Clint Eastwood stars and directs this film, starring as a 90-year-old named Earl Stone who has found himself estranged from his family and now financially broke. In order to make amends, he starts driving drugs for a Mexican cartel (run by Andy Garcia). His wife (Dianne Wiest) and daughter (played by his actual daughter Alison Eastwood) are hesitant to welcome him back, while his granddaughter (Taissa Farmiga) is a little more willing. While this is happening, we also follow the DEA (Laurence Fishburne, Bradley Cooper, and Michael Pena) as they track the cartel and eventually start looking for Earl.

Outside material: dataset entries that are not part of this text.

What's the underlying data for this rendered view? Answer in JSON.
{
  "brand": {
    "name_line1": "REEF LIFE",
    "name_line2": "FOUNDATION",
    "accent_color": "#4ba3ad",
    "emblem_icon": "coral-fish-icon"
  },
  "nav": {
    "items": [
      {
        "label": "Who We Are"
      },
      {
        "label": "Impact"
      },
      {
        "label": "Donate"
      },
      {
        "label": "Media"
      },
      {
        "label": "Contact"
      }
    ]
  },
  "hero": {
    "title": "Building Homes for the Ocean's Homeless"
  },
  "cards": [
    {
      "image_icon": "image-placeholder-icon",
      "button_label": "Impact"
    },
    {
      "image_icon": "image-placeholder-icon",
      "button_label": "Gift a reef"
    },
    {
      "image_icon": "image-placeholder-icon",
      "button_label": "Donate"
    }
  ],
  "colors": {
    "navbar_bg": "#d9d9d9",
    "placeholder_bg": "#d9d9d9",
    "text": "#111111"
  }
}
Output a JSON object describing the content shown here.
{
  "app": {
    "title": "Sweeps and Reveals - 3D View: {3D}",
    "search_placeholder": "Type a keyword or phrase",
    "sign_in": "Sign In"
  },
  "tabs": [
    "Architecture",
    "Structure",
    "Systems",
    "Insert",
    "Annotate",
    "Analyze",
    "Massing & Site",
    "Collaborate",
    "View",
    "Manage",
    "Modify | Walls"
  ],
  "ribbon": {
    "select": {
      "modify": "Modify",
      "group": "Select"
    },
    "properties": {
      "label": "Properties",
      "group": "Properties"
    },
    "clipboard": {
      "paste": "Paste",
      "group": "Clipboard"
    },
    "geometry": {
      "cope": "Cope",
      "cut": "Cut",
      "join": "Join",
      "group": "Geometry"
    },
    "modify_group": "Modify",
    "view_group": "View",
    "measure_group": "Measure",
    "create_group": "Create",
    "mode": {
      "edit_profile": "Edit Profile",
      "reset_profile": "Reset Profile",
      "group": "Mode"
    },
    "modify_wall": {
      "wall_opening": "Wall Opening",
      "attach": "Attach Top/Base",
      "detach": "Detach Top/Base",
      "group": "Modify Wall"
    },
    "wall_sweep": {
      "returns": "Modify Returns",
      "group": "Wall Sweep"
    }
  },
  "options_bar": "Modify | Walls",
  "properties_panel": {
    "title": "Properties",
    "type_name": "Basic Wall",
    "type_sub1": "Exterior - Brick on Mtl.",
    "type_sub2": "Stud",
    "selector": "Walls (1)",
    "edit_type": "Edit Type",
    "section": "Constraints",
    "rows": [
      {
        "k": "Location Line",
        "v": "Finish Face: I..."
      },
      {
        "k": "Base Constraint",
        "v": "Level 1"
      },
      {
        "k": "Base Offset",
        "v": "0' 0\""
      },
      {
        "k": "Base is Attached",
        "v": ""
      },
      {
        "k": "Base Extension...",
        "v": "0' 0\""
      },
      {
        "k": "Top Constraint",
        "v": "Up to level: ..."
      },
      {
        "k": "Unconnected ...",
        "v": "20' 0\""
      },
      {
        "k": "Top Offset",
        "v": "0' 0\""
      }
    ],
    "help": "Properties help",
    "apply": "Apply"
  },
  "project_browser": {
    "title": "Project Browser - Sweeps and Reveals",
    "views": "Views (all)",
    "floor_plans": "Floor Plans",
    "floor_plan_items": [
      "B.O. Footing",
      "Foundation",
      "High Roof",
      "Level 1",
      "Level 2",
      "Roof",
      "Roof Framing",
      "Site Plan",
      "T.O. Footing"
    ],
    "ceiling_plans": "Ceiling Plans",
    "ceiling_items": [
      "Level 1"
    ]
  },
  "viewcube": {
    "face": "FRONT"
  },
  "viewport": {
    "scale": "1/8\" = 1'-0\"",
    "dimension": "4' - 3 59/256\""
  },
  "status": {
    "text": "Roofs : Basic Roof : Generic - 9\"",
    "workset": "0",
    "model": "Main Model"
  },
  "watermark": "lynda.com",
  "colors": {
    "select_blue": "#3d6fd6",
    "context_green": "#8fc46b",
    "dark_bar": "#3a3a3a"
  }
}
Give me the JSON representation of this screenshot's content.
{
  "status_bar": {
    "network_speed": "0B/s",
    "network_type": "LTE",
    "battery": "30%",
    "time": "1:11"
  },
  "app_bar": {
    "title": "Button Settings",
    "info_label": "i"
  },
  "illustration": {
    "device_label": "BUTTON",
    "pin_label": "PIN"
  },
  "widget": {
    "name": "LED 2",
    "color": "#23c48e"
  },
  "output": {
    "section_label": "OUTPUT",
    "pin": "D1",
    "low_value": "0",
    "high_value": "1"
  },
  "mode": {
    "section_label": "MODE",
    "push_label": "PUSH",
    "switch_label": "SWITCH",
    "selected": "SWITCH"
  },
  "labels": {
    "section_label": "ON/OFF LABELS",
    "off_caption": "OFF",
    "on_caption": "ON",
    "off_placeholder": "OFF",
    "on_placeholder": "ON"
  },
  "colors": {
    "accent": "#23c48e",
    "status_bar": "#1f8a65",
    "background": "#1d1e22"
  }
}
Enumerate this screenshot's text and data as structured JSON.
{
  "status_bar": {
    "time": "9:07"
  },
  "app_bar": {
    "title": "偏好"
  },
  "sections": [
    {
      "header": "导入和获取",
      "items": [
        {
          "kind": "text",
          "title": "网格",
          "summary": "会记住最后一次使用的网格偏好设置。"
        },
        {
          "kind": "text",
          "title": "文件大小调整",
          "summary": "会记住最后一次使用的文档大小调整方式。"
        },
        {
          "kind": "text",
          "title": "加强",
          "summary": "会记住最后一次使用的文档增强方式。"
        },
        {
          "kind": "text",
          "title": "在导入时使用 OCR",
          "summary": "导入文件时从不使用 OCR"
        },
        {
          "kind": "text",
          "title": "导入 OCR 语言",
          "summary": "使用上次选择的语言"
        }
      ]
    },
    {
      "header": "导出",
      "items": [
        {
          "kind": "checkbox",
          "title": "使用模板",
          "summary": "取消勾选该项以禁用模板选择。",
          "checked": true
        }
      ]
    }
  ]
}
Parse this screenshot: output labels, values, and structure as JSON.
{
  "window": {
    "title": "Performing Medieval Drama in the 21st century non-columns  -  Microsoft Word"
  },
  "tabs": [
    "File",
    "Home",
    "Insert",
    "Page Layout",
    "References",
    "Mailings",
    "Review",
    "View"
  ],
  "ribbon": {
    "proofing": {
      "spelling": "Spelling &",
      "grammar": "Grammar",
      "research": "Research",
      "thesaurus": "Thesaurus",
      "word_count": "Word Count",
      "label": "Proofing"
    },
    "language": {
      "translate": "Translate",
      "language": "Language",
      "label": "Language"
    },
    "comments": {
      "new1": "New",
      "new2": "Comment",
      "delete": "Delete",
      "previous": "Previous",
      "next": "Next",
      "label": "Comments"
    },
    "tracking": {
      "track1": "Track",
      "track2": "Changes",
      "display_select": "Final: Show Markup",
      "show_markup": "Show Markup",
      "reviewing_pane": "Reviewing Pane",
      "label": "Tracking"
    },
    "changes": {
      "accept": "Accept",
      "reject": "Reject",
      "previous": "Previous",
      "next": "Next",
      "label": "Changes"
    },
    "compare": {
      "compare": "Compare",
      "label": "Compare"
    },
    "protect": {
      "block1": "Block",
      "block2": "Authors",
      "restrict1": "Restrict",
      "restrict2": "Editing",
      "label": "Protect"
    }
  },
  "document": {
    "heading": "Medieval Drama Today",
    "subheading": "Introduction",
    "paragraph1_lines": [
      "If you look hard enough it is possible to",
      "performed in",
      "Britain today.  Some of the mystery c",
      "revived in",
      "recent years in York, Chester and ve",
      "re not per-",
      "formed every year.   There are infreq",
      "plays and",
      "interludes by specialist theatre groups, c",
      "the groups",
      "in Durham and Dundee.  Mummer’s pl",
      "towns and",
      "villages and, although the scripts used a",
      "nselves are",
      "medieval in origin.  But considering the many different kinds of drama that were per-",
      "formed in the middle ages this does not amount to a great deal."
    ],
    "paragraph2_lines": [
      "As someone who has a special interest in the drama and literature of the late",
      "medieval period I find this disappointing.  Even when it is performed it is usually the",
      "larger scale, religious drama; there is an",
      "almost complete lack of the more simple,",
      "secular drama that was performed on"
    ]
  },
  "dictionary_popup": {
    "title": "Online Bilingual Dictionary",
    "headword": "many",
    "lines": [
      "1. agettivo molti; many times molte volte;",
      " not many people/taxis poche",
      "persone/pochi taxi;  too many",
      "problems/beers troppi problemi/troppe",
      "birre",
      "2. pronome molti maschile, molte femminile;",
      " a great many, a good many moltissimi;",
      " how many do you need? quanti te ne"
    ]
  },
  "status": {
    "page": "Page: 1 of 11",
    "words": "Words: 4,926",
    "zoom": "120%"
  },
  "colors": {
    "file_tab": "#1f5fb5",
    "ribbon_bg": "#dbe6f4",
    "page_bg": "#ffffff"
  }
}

The performances here are stellar, highlighted of course by Clint Eastwood, who delivers an incredibly subtle performance. I wouldn’t call myself an Eastwood connoisseur, I’ve only seen a handful of movies, but here he delivers something really special and heartbreaking, obviously carrying decades of regret. The other standout is Dianne Wiest, who shows the most emotional range as she struggles with years of built up hostility and also the hope of a happy future. Bradley Cooper and Michael Pena get plenty of screentime but they don’t flex the same sort of acting muscles that Eastwood and Wiest showcase.
The Mule is also beautifully directed, with some incredible cinematography. It manages to make him driving for most of the movie seem interesting and compelling. The movie is a tad long but it never feels long, which is a bonus.
I initially had a problem with the music in the film, but it slowly turned into something I appreciated. The soundtrack was big band tracks and jazz standards and it felt like old timey music that didn’t feel like our time. And then I started to get it, that Earl’s character was also out of time, struggling to use technology and not understanding “kids these days.” So the soundtrack reflected that perfectly, once I understood the connection.
An easy way to lose points in my book, is to mismanage the ending of the film. If you don’t nail the landing, a perfect movie now becomes much less so. Luckily, The Mule has a fantastic ending. Maybe not one you like per se but an excellent ending that makes sense for this story.
What didn’t work?
The movie might feel slow, in the way that all serious dramas might feel slow. It’s jarring coming off of high-octane action flicks, so it’s a transition to get back into that mode. Not a negative, just a note that you need to be mentally prepared for this sort of story and pacing.
The Mule is a fantastic film, highlighted by an award-worthy performance by Clint Eastwood. He also might get a nomination for Director, that wouldn’t surprise me either. It’s a slower movie than a lot of other films, but I didn’t have a problem with the pacing, it all felt perfectly timed. The story is gripping, with plenty of suspense, but the core of the movie are the characters.